JACKSON — Mississippi senators voted Wednesday to prevent the state Medicaid program from spending any money with Planned Parenthood, even if it’s only a few hundred dollars a year.
Senate Medicaid Committee Chairman Brice Wiggins, R-Pascagoula, said in response to questions that Mississippi has spent less than $1,000 with Planned Parenthood each of the past five years.

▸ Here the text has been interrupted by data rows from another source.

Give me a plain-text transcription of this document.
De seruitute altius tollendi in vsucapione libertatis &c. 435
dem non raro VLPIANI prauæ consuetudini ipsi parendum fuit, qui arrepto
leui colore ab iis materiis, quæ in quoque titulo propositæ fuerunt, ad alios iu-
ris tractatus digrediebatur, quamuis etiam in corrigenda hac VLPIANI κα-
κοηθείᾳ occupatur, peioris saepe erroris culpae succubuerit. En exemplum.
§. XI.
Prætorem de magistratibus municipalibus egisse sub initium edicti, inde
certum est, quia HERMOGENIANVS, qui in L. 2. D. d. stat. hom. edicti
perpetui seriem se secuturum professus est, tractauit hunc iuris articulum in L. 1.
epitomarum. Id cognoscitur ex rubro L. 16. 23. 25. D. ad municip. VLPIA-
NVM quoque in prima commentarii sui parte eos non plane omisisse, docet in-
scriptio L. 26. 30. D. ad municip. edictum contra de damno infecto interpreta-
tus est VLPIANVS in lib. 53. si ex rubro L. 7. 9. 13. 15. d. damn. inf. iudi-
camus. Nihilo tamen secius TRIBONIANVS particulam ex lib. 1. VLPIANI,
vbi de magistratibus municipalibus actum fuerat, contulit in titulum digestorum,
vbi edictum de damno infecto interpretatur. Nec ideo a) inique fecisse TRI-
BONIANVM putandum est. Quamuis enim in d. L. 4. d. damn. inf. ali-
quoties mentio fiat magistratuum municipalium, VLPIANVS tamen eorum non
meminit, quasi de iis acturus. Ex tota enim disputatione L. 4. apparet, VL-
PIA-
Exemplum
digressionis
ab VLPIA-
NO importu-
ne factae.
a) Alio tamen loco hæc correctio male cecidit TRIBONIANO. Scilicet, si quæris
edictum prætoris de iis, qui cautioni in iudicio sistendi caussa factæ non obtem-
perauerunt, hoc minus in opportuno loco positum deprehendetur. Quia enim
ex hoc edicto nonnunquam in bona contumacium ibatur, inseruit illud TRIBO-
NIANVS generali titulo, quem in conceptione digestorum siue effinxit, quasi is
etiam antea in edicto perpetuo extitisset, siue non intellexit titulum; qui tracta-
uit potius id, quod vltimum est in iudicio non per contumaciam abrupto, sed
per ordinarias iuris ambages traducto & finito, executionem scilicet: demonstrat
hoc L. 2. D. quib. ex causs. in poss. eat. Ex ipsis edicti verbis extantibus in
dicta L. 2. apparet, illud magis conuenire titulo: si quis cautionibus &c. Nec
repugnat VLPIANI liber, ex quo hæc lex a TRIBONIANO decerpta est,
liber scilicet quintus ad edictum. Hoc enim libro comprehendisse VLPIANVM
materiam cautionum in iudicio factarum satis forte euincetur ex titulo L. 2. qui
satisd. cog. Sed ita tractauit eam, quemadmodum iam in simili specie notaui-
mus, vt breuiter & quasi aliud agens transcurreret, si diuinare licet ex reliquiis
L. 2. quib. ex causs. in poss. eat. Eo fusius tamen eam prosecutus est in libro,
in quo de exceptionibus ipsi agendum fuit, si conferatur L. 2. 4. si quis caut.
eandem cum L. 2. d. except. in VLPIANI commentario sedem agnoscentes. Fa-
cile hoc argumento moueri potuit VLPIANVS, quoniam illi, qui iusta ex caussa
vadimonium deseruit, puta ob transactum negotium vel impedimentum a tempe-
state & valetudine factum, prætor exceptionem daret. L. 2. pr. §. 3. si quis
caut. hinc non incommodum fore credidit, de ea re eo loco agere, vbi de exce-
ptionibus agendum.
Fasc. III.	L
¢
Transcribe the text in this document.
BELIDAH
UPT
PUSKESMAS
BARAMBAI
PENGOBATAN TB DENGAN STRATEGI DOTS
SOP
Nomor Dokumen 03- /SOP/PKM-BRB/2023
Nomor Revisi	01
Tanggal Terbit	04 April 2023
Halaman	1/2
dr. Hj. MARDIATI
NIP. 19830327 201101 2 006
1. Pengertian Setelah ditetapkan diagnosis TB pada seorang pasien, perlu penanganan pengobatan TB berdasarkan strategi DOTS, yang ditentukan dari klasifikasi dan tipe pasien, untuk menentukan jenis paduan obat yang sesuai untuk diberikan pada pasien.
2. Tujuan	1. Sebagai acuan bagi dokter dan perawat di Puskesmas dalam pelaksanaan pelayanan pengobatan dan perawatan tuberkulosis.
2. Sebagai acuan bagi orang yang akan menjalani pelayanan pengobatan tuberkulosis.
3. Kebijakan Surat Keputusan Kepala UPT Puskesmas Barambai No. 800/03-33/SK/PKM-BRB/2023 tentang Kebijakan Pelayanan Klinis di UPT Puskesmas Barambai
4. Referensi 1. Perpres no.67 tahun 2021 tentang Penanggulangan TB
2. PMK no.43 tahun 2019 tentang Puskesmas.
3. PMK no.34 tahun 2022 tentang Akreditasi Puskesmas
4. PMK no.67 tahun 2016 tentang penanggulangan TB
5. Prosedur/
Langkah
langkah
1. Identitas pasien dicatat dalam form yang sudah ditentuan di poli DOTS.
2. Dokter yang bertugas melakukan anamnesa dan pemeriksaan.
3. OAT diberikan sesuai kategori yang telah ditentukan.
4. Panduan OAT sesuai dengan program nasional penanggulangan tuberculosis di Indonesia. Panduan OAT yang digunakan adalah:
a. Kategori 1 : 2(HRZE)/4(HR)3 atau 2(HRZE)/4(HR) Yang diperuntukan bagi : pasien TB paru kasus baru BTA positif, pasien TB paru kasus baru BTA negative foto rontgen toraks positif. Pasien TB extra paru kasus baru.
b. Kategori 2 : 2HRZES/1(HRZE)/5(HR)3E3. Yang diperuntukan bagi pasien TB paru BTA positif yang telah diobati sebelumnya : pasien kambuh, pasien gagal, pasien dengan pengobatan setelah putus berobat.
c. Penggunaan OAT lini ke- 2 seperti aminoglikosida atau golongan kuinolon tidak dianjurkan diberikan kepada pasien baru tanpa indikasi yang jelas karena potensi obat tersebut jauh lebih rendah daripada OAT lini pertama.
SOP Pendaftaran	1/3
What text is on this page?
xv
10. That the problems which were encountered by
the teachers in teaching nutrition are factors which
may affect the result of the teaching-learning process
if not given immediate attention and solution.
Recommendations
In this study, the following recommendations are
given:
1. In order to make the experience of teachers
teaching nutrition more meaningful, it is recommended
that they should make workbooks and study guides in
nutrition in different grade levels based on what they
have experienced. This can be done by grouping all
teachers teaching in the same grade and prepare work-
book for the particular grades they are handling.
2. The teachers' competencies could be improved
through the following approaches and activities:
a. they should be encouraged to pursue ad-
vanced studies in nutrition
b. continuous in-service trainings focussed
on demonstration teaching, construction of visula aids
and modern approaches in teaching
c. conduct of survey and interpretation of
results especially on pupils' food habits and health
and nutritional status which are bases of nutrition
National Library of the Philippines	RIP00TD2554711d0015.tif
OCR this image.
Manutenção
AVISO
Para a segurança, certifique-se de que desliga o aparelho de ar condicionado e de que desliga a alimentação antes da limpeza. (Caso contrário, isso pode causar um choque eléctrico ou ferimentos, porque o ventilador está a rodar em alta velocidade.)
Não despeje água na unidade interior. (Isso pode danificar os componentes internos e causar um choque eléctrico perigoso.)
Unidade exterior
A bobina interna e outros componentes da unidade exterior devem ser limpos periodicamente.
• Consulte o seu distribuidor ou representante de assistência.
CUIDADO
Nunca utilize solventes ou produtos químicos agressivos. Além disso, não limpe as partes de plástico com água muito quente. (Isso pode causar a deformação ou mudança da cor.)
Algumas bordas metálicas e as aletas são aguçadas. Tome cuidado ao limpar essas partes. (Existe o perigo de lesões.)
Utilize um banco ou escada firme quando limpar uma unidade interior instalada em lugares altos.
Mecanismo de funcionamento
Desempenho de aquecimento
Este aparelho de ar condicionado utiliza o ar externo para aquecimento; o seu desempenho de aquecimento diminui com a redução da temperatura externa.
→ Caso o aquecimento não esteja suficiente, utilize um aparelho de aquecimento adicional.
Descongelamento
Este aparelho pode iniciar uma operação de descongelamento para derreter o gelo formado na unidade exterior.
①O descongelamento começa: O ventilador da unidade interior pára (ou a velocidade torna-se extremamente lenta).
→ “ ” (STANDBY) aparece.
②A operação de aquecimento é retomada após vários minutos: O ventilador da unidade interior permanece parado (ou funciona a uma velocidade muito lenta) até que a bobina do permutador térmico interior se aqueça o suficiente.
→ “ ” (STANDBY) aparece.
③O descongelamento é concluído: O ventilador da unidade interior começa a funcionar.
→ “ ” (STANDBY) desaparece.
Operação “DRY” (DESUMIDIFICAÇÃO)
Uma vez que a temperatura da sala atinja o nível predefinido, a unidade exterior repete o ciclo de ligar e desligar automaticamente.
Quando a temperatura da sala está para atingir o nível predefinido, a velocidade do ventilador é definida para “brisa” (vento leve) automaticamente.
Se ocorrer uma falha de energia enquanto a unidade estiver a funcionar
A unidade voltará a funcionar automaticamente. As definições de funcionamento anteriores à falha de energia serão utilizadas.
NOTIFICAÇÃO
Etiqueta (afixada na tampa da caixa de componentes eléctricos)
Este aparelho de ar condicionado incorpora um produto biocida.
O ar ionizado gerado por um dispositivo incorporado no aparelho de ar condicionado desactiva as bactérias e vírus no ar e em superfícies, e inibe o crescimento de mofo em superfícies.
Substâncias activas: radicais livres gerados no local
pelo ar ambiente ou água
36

“They have been reimbursed, on occasion for family planning services such as birth control,” Wiggins said.
Planned Parenthood has only one medical clinic in Mississippi, and it does not provide abortions. However, several senators said they don’t want Mississippi to spend money with an organization that provides the service in other states.
Senate Bill 2238 passed Wednesday amid broad support from Republicans and opposition from many Democrats.
“This whole thing is posturing to begin with, and we know it,” said state Sen. David Blount, D-Jackson.
Opponents questioned whether Planned Parenthood could sue Mississippi as it did with Alabama when that state tried to cut ties with the group.
Wiggins said the bill, sponsored by Sen. Joey Fillingane, R-Sumrall, was modeled after one from Texas. The move grew out of videos produced by abortion opponents suggesting Planned Parenthood was profiting from selling body parts of aborted fetuses. However, an investigation in Texas resulted in the indictment of the people who secretly recorded the videos, not Planned Parenthood.
Wiggins said he thought Mississippi should cut ties and said the indictment of the abortion opponents “didn’t change what Planned Parenthood did.”
“You are the company you keep and by Mississippi reimbursing Planned Parenthood through Medicaid, we are keeping that company,” Wiggins said.